Muhamad Ihrom, Ketua Adat Kelurahan Boyolangu, mengatakan tradisi Puter Kayun selalu rutin diselenggarakan sejak ratusan tahun lalu, dan turun temurun hingga saat ini.

"Kegiatan ini rutin dalam rangka nguri-nguri budaya, untuk meneruskan silaturahmi Buyut Jokso yang telah berjasa menjebol Watu Dodol," ujarnya usai membuka tradiis Puter Kayun, Selasa (4/7).

Tradisi Puter Kayun, dilaksanakan dengan menghiasi kuda-kudanya untuk dinaiki bersama menuju Watu Dodol yang berjarak 9 kilometer. Sesampai di sana, warga kemudian menggelar tumpeng untuk dimakan bersama, tepat di samping gunung yang berhasil dijebol Buyut Jakso bersama masyarakat.

Buyut Jokso dikisahkan secara turun temurun sebagai Penasehat Pendopo era Pemerintahan Mas Alit. Saat Pemerintah Kolonial Belanda gagal menjebol Gunung Watu Dodol yang telah menghalangi proyek jalan menuju Baluran, Situbondo.

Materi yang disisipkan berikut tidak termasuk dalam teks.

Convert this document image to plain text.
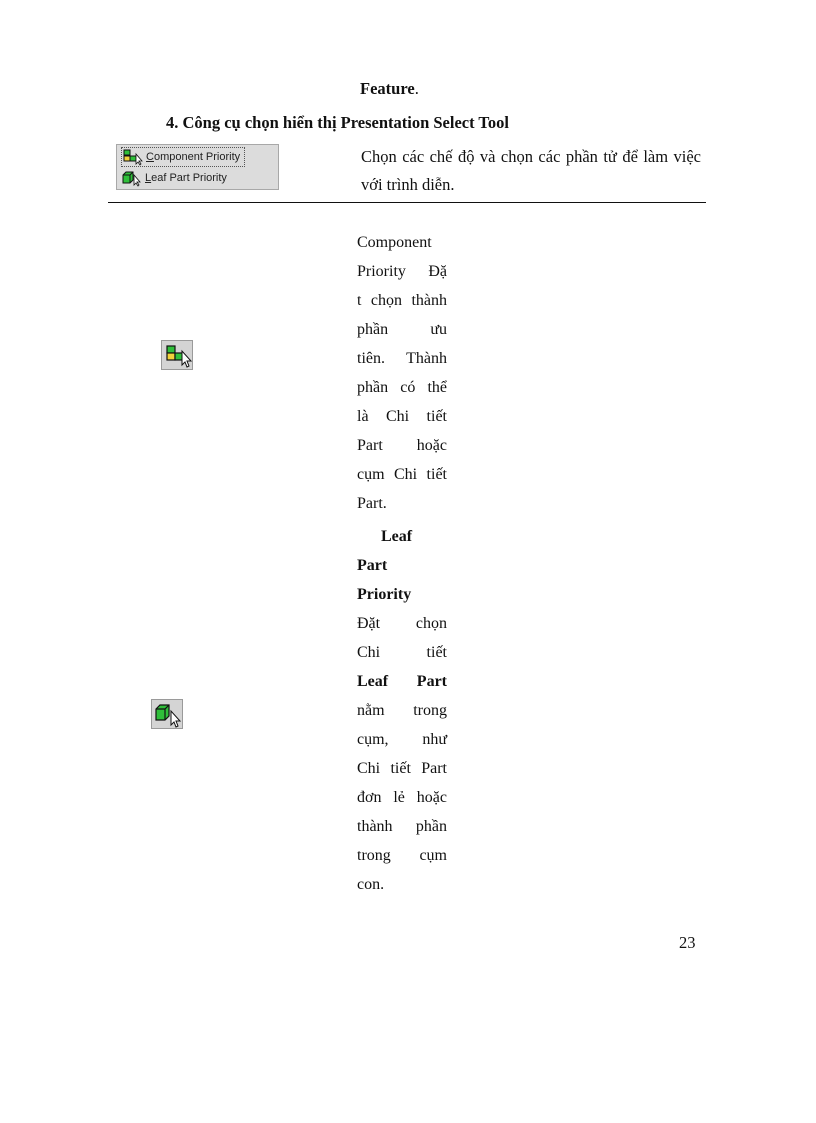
Feature.
4. Công cụ chọn hiển thị Presentation Select Tool
Component Priority
Leaf Part Priority
Chọn các chế độ và chọn các phần tử để làm việc với trình diễn.
Component
Priority Đặ
t chọn thành
phần ưu
tiên. Thành
phần có thể
là Chi tiết
Part hoặc
cụm Chi tiết
Part.
Leaf
Part
Priority
Đặt chọn
Chi tiết
Leaf Part
nằm trong
cụm, như
Chi tiết Part
đơn lẻ hoặc
thành phần
trong cụm
con.
23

Karena tidak sanggup menjebol Gunung Watu Dodol, pihaknya kemudian meminta bantuan Mas Alit.

"Belanda melalui Mas Alit mengadakan sayembara mencari siapa yang bisa mendodol," katanya.

Buyut Jokso yang ditunjuk akhirnya, meminta semua lapisan masyarakat termasuk Pemerintah Kolonial Belanda untuk membongkar. Kemudian harus mengunjungi dan melakukan selamatan di Watu Dodol. "Makanya disebut watu dodol, karena didodol (dijebol) itu," katanya.

Sementara arak-arakan yang menggunakan andong karena Buyut Jokso memiliki kuda. Warga Boyolangu sendiri mayoritas juga banyak yang menjadi delman.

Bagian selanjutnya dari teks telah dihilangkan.